A 3 de Setembro, no último dia da campanha eleitoral, a TPA emitiu imagens de uma mulher a chorar, enquanto lembrava quanto sofreu por causa da UNITA durante a guerra. A mulher também acusou o actual presidente da UNITA, Isaías Samakuva, de mentiroso por este afirmar que a UNITA havia mudado desde o fim da guerra. Essa peça não tinha qualquer relação evidente com as notícias actuais e parecem ter sido transmitida com o propósito expresso de desacreditar a UNITA.
Um jornalista da TPA disse à Human Rights Watch que "o MPLA, de facto, tomou de assalto a mídia estatal. Isso já nada tem a ver com comunicação social".
"A provisão de igual tempo de antena a todos os partidos políticos tornou-se irrelevante devido ao claro favorecimento dedicado ao partido no poder, nos noticiários da rádio e televisão públicas", afirmou Gagnon. No entanto, continuou, "A CNE não interveio no sentido de pôr termo ao tratamento preferencial reservado ao MPLA pela mídia estatal".
Violência política e intimidação
A Human Rights Watch documentou um clima de intimidação nos meses antecedentes ao início da campanha eleitoral. Durante a campanha, os esforços da Polícia Nacional em garantir maior segurança aos partidos da oposição, e a presença dos observadores internacionais contribuiram para a diminuição do número de incidentes violentos. No entanto, a Human Rights Watch mantém a sua preocupação sobre alguns incidentes decorridos menos de três semanas antes das eleições.
Um responsável da UNITA disse à Human Rights Watch que, a 13 de Agosto, um grupo de homens usou paus e pedras para atacar os membros do seu partido, durante um encontro público em Kipeio (município do Ekunha), na província do Huambo. Uma mulher teve de ser hospitalizada, enquanto outros sofreram lesões menos graves. Fontes credíveis reafirmaram à Human Rights Watch que os atacantes prometeram mais retaliações: "Se a UNITA regressar, atacaremos novamente".

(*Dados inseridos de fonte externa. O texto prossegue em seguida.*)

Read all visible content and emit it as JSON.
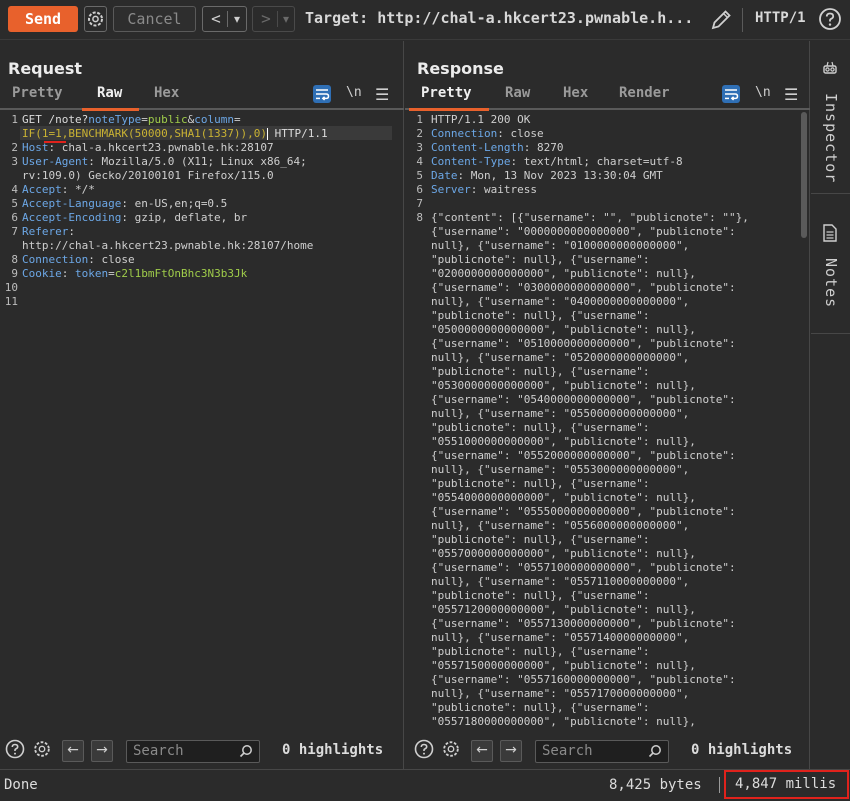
{
  "toolbar": {
    "send_label": "Send",
    "cancel_label": "Cancel",
    "back_label": "<",
    "back_dropdown": "▾",
    "forward_label": ">",
    "forward_dropdown": "▾",
    "target_text": "Target: http://chal-a.hkcert23.pwnable.h...",
    "protocol": "HTTP/1"
  },
  "request": {
    "title": "Request",
    "tabs": [
      "Pretty",
      "Raw",
      "Hex"
    ],
    "active_tab": "Raw",
    "newline_toggle": "\\n",
    "line_numbers": [
      "1",
      "",
      "2",
      "3",
      "",
      "4",
      "5",
      "6",
      "7",
      "",
      "8",
      "9",
      "10",
      "11"
    ],
    "lines": {
      "l1_method": "GET ",
      "l1_path": "/note?",
      "l1_p1name": "noteType",
      "l1_eq1": "=",
      "l1_p1val": "public",
      "l1_amp": "&",
      "l1_p2name": "column",
      "l1_eq2": "=",
      "l1_p2val": "IF(1=1,BENCHMARK(50000,SHA1(1337)),0)",
      "l1_proto": " HTTP/1.1",
      "l2_name": "Host",
      "l2_val": ": chal-a.hkcert23.pwnable.hk:28107",
      "l3_name": "User-Agent",
      "l3_val": ": Mozilla/5.0 (X11; Linux x86_64;",
      "l3_cont": "rv:109.0) Gecko/20100101 Firefox/115.0",
      "l4_name": "Accept",
      "l4_val": ": */*",
      "l5_name": "Accept-Language",
      "l5_val": ": en-US,en;q=0.5",
      "l6_name": "Accept-Encoding",
      "l6_val": ": gzip, deflate, br",
      "l7_name": "Referer",
      "l7_val": ":",
      "l7_cont": "http://chal-a.hkcert23.pwnable.hk:28107/home",
      "l8_name": "Connection",
      "l8_val": ": close",
      "l9_name": "Cookie",
      "l9_sep": ": ",
      "l9_cname": "token",
      "l9_eq": "=",
      "l9_cval": "c2l1bmFtOnBhc3N3b3Jk"
    },
    "search_placeholder": "Search",
    "highlights": "0 highlights"
  },
  "response": {
    "title": "Response",
    "tabs": [
      "Pretty",
      "Raw",
      "Hex",
      "Render"
    ],
    "active_tab": "Pretty",
    "newline_toggle": "\\n",
    "line_numbers": [
      "1",
      "2",
      "3",
      "4",
      "5",
      "6",
      "7",
      "8"
    ],
    "headers": {
      "status": "HTTP/1.1 200 OK",
      "h2_name": "Connection",
      "h2_val": ": close",
      "h3_name": "Content-Length",
      "h3_val": ": 8270",
      "h4_name": "Content-Type",
      "h4_val": ": text/html; charset=utf-8",
      "h5_name": "Date",
      "h5_val": ": Mon, 13 Nov 2023 13:30:04 GMT",
      "h6_name": "Server",
      "h6_val": ": waitress"
    },
    "body_lines": [
      "{\"content\": [{\"username\": \"\", \"publicnote\": \"\"},",
      "{\"username\": \"0000000000000000\", \"publicnote\":",
      "null}, {\"username\": \"0100000000000000\",",
      "\"publicnote\": null}, {\"username\":",
      "\"0200000000000000\", \"publicnote\": null},",
      "{\"username\": \"0300000000000000\", \"publicnote\":",
      "null}, {\"username\": \"0400000000000000\",",
      "\"publicnote\": null}, {\"username\":",
      "\"0500000000000000\", \"publicnote\": null},",
      "{\"username\": \"0510000000000000\", \"publicnote\":",
      "null}, {\"username\": \"0520000000000000\",",
      "\"publicnote\": null}, {\"username\":",
      "\"0530000000000000\", \"publicnote\": null},",
      "{\"username\": \"0540000000000000\", \"publicnote\":",
      "null}, {\"username\": \"0550000000000000\",",
      "\"publicnote\": null}, {\"username\":",
      "\"0551000000000000\", \"publicnote\": null},",
      "{\"username\": \"0552000000000000\", \"publicnote\":",
      "null}, {\"username\": \"0553000000000000\",",
      "\"publicnote\": null}, {\"username\":",
      "\"0554000000000000\", \"publicnote\": null},",
      "{\"username\": \"0555000000000000\", \"publicnote\":",
      "null}, {\"username\": \"0556000000000000\",",
      "\"publicnote\": null}, {\"username\":",
      "\"0557000000000000\", \"publicnote\": null},",
      "{\"username\": \"0557100000000000\", \"publicnote\":",
      "null}, {\"username\": \"0557110000000000\",",
      "\"publicnote\": null}, {\"username\":",
      "\"0557120000000000\", \"publicnote\": null},",
      "{\"username\": \"0557130000000000\", \"publicnote\":",
      "null}, {\"username\": \"0557140000000000\",",
      "\"publicnote\": null}, {\"username\":",
      "\"0557150000000000\", \"publicnote\": null},",
      "{\"username\": \"0557160000000000\", \"publicnote\":",
      "null}, {\"username\": \"0557170000000000\",",
      "\"publicnote\": null}, {\"username\":",
      "\"0557180000000000\", \"publicnote\": null},"
    ],
    "search_placeholder": "Search",
    "highlights": "0 highlights"
  },
  "sidebar": {
    "inspector_label": "Inspector",
    "notes_label": "Notes"
  },
  "status": {
    "done": "Done",
    "bytes": "8,425 bytes",
    "millis": "4,847 millis"
  },
  "colors": {
    "accent": "#e8612c",
    "active_blue": "#2f6fb5",
    "highlight_red": "#e0221c"
  }
}
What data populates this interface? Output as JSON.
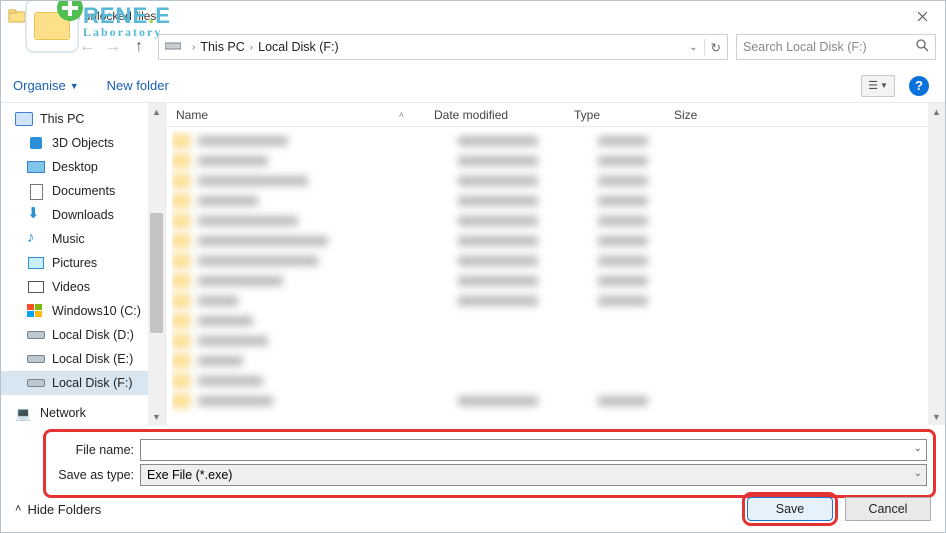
{
  "title": "Save the unlocked files",
  "brand": {
    "line1_a": "RENE",
    "line1_b": "E",
    "line2": "Laboratory"
  },
  "breadcrumb": {
    "a": "This PC",
    "b": "Local Disk (F:)"
  },
  "search": {
    "placeholder": "Search Local Disk (F:)"
  },
  "toolbar": {
    "organise": "Organise",
    "newfolder": "New folder"
  },
  "columns": {
    "name": "Name",
    "date": "Date modified",
    "type": "Type",
    "size": "Size"
  },
  "tree": {
    "head": "This PC",
    "items": [
      "3D Objects",
      "Desktop",
      "Documents",
      "Downloads",
      "Music",
      "Pictures",
      "Videos",
      "Windows10 (C:)",
      "Local Disk (D:)",
      "Local Disk (E:)",
      "Local Disk (F:)"
    ],
    "selected": "Local Disk (F:)",
    "network": "Network"
  },
  "form": {
    "filename_label": "File name:",
    "filename_value": "",
    "type_label": "Save as type:",
    "type_value": "Exe File (*.exe)"
  },
  "footer": {
    "hide": "Hide Folders",
    "save": "Save",
    "cancel": "Cancel"
  }
}
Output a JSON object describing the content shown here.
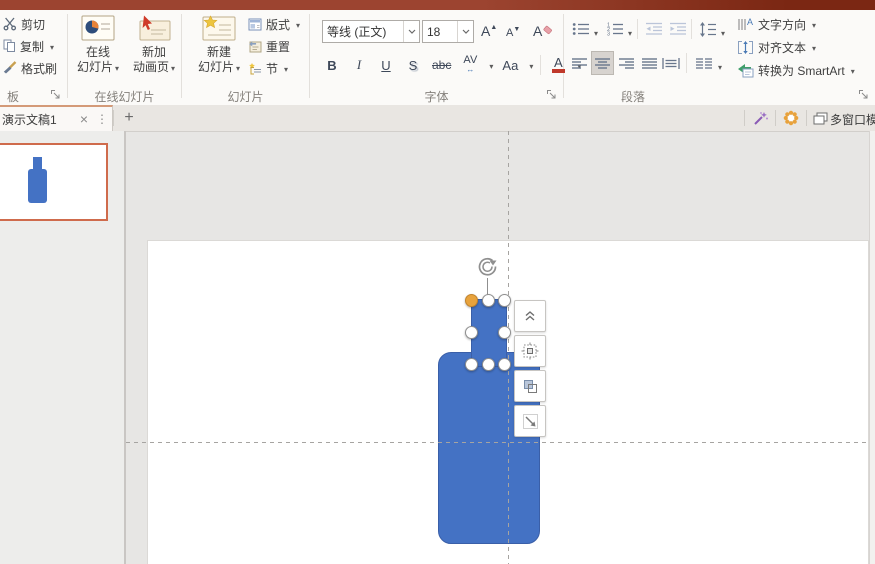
{
  "colors": {
    "accent_blue": "#4472c4",
    "accent_blue_border": "#3a5fa8",
    "titlebar_red": "#9c4430",
    "titlebar_red_dark": "#7b2713",
    "thumb_border": "#cf6b4c",
    "handle_orange": "#e8a33d",
    "font_color_red": "#c0392b"
  },
  "ribbon": {
    "clipboard": {
      "cut": "剪切",
      "copy": "复制",
      "format_painter": "格式刷",
      "group_label": "板"
    },
    "online_slides": {
      "online_line1": "在线",
      "online_line2": "幻灯片",
      "anim_line1": "新加",
      "anim_line2": "动画页",
      "group_label": "在线幻灯片"
    },
    "slides": {
      "new_line1": "新建",
      "new_line2": "幻灯片",
      "layout": "版式",
      "reset": "重置",
      "section": "节",
      "group_label": "幻灯片"
    },
    "font": {
      "name": "等线 (正文)",
      "size": "18",
      "grow": "A",
      "shrink": "A",
      "clear": "A",
      "bold": "B",
      "italic": "I",
      "underline": "U",
      "shadow": "S",
      "strikethrough": "abc",
      "char_spacing": "AV",
      "change_case": "Aa",
      "font_color": "A",
      "group_label": "字体"
    },
    "paragraph": {
      "text_direction": "文字方向",
      "align_text": "对齐文本",
      "smartart": "转换为 SmartArt",
      "group_label": "段落"
    }
  },
  "tabbar": {
    "document_tab": "演示文稿1",
    "close": "×",
    "more": "⋮",
    "new_tab": "+",
    "multi_window": "多窗口模"
  }
}
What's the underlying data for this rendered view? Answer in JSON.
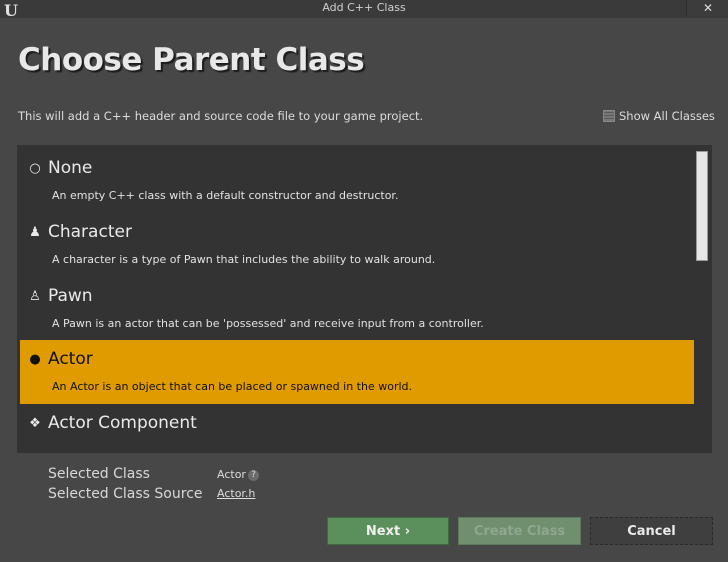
{
  "window": {
    "title": "Add C++ Class",
    "logo": "U",
    "close_symbol": "✕"
  },
  "heading": "Choose Parent Class",
  "description": "This will add a C++ header and source code file to your game project.",
  "show_all_label": "Show All Classes",
  "classes": [
    {
      "name": "None",
      "desc": "An empty C++ class with a default constructor and destructor.",
      "icon": "circle-outline-icon",
      "glyph": "○"
    },
    {
      "name": "Character",
      "desc": "A character is a type of Pawn that includes the ability to walk around.",
      "icon": "character-icon",
      "glyph": "♟"
    },
    {
      "name": "Pawn",
      "desc": "A Pawn is an actor that can be 'possessed' and receive input from a controller.",
      "icon": "pawn-icon",
      "glyph": "♙"
    },
    {
      "name": "Actor",
      "desc": "An Actor is an object that can be placed or spawned in the world.",
      "icon": "actor-icon",
      "glyph": "●"
    },
    {
      "name": "Actor Component",
      "desc": "",
      "icon": "actor-component-icon",
      "glyph": "❖"
    }
  ],
  "selected_index": 3,
  "selected_class_label": "Selected Class",
  "selected_class_value": "Actor",
  "selected_source_label": "Selected Class Source",
  "selected_source_value": "Actor.h",
  "help_symbol": "?",
  "buttons": {
    "next": "Next ›",
    "create": "Create Class",
    "cancel": "Cancel"
  },
  "colors": {
    "selection": "#e09b00",
    "next_button": "#5b8f5b",
    "create_button": "#6f8f6f"
  }
}
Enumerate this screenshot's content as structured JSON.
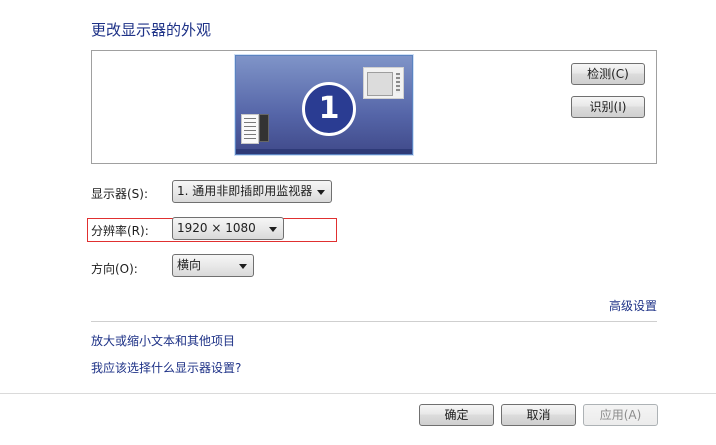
{
  "title": "更改显示器的外观",
  "preview": {
    "monitor_number": "1",
    "detect_label": "检测(C)",
    "identify_label": "识别(I)"
  },
  "display": {
    "label": "显示器(S):",
    "value": "1. 通用非即插即用监视器"
  },
  "resolution": {
    "label": "分辨率(R):",
    "value": "1920 × 1080"
  },
  "orientation": {
    "label": "方向(O):",
    "value": "横向"
  },
  "advanced_link": "高级设置",
  "links": {
    "text_size": "放大或缩小文本和其他项目",
    "which_settings": "我应该选择什么显示器设置?"
  },
  "footer": {
    "ok": "确定",
    "cancel": "取消",
    "apply": "应用(A)"
  },
  "colors": {
    "accent": "#1e3287",
    "highlight_border": "#e03030"
  }
}
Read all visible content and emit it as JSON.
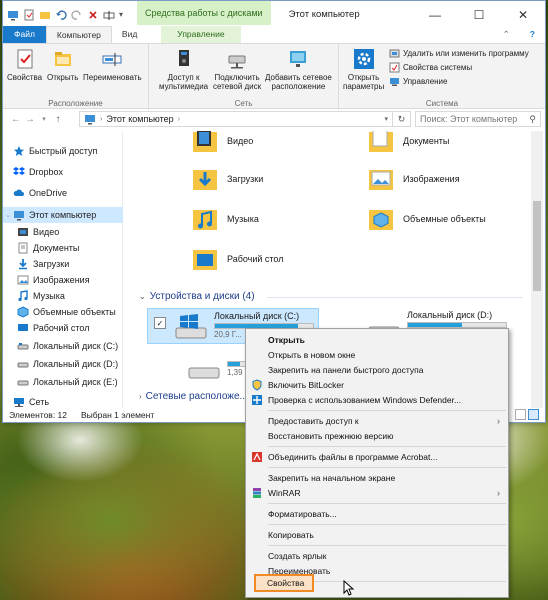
{
  "colors": {
    "file_tab": "#1979ca",
    "context_tab": "#d7f0c8",
    "selection": "#cde8ff",
    "highlight_outline": "#f08a24",
    "folder": "#f5c542"
  },
  "titlebar": {
    "context_label": "Средства работы с дисками",
    "title": "Этот компьютер",
    "minimize_icon": "minimize-icon",
    "maximize_icon": "maximize-icon",
    "close_icon": "close-icon"
  },
  "ribbon_tabs": {
    "file": "Файл",
    "computer": "Компьютер",
    "view": "Вид",
    "manage": "Управление"
  },
  "ribbon": {
    "groups": {
      "location": "Расположение",
      "network": "Сеть",
      "system": "Система"
    },
    "properties": "Свойства",
    "open": "Открыть",
    "rename": "Переименовать",
    "media_access": [
      "Доступ к",
      "мультимедиа"
    ],
    "map_drive": [
      "Подключить",
      "сетевой диск"
    ],
    "add_location": [
      "Добавить сетевое",
      "расположение"
    ],
    "open_settings": [
      "Открыть",
      "параметры"
    ],
    "uninstall": "Удалить или изменить программу",
    "system_props": "Свойства системы",
    "manage": "Управление"
  },
  "address": {
    "path": "Этот компьютер",
    "search_placeholder": "Поиск: Этот компьютер"
  },
  "sidebar": {
    "items": [
      "Быстрый доступ",
      "Dropbox",
      "OneDrive",
      "Этот компьютер",
      "Видео",
      "Документы",
      "Загрузки",
      "Изображения",
      "Музыка",
      "Объемные объекты",
      "Рабочий стол",
      "Локальный диск (C:)",
      "Локальный диск (D:)",
      "Локальный диск (E:)",
      "Сеть"
    ]
  },
  "content": {
    "folders": [
      "Видео",
      "Документы",
      "Загрузки",
      "Изображения",
      "Музыка",
      "Объемные объекты",
      "Рабочий стол"
    ],
    "devices_header": "Устройства и диски (4)",
    "network_header": "Сетевые расположе...",
    "drives": [
      {
        "name": "Локальный диск (C:)",
        "info": "20,9 Г...",
        "used_fraction": 0.85
      },
      {
        "name": "Локальный диск (D:)",
        "info": "",
        "used_fraction": 0.55
      },
      {
        "name": "",
        "info": "1,39 Т...",
        "used_fraction": 0.15
      }
    ]
  },
  "status": {
    "count": "Элементов: 12",
    "selected": "Выбран 1 элемент"
  },
  "context_menu": {
    "open": "Открыть",
    "open_new_window": "Открыть в новом окне",
    "pin_quick": "Закрепить на панели быстрого доступа",
    "bitlocker": "Включить BitLocker",
    "defender": "Проверка с использованием Windows Defender...",
    "give_access": "Предоставить доступ к",
    "restore": "Восстановить прежнюю версию",
    "acrobat": "Объединить файлы в программе Acrobat...",
    "pin_start": "Закрепить на начальном экране",
    "winrar": "WinRAR",
    "format": "Форматировать...",
    "copy": "Копировать",
    "shortcut": "Создать ярлык",
    "rename": "Переименовать",
    "properties": "Свойства"
  }
}
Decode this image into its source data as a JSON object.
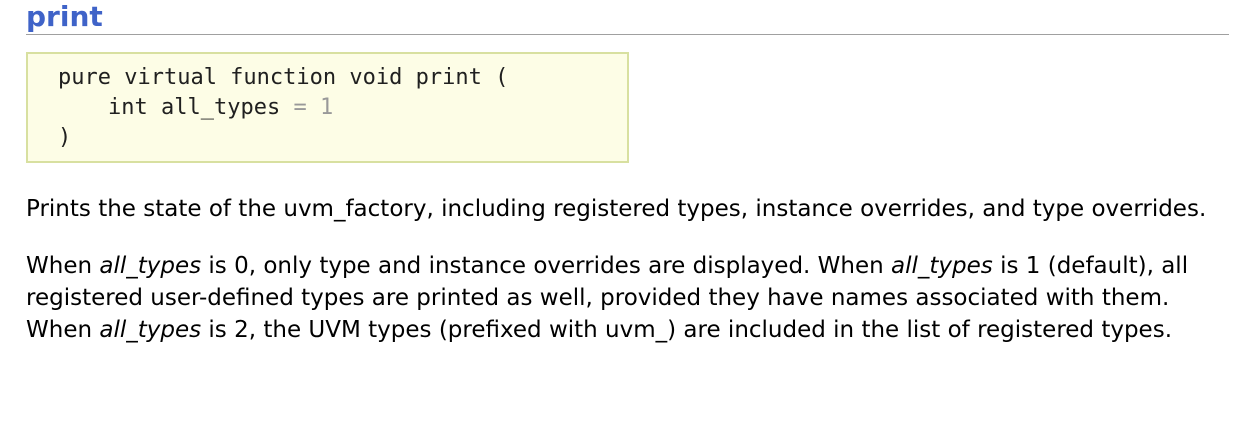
{
  "heading": {
    "title": "print"
  },
  "prototype": {
    "signature": "pure virtual function void print (",
    "param_type": "int",
    "param_name": "all_types",
    "param_eq": "=",
    "param_default": "1",
    "close": ")"
  },
  "description": {
    "p1": "Prints the state of the uvm_factory, including registered types, instance overrides, and type overrides.",
    "p2": {
      "s1": "When ",
      "v1": "all_types",
      "s2": " is 0, only type and instance overrides are displayed.  When ",
      "v2": "all_types",
      "s3": " is 1 (default), all registered user-defined types are printed as well, provided they have names associated with them.  When ",
      "v3": "all_types",
      "s4": " is 2, the UVM types (prefixed with uvm_) are included in the list of registered types."
    }
  },
  "colors": {
    "heading": "#3f63c8",
    "prototype_background": "#fdfde6",
    "prototype_border": "#d8e0a0",
    "default_value": "#999999"
  }
}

Os responsáveis da UNITA informaram à Human Rights Watch que, embora a polícia tenha intervindo prontamente, até ao momento, nem a Polícia Nacional nem as autoridades judiciais tomaram quaisquer medidas no sentido de levar os perpretadores à justiça.
Na província de Benguela, representantes da UNITA relataram como um grupo de jovens apedrejou membros da UNITA, a 23 de Agosto. Na aldeia de Chico da Waiti (comuna de Macambombolo, município do Balombo), um grupo considerável de jovens lançou pedras contra uma delegação de 40 membros da UNITA, que incluía dois deputados à Assembleia Nacional e um vice-governador provincial, ferindo oito pessoas e tendo danificado várias viaturas. A polícia, encarregue de escoltar a delegação, tinha removido troncos de árvores que bloqueavam a estrada para impedir a sua entrada na aldeia.
O comandante provincial da Polícia Nacional explicou a um jornalista local que não foi possível prender ninguém porque "era difícil identificar os perpetradores neste motim". Numa entrevista concedida ao jornalista cinco dias após o incidente e relatada à Human Rights Watch, o administrador comunal de Macambombolo disse: "Aqui não há intolerância política. As pessoas apenas estão contra a UNITA... Eu garanto a segurança dos observadores eleitorais da UNITA, mas não para a campanha eleitoral da UNITA". O jornalista indicou à Human Rights Watch, que se sentiu intimidado devido à apertada vigilância dos agentes da segurança de Estado, durante o seu trabalho.
"O governo angolano deve investigar todos os incidentes violentos relacionados com a campanha eleitoral e encaminhar os seus responsáveis à justiça", afirmou Gagnon. "Assegurar que não há impunidade para tais ataques é essencial para a realização de eleições presidenciais mais justas, no próximo ano".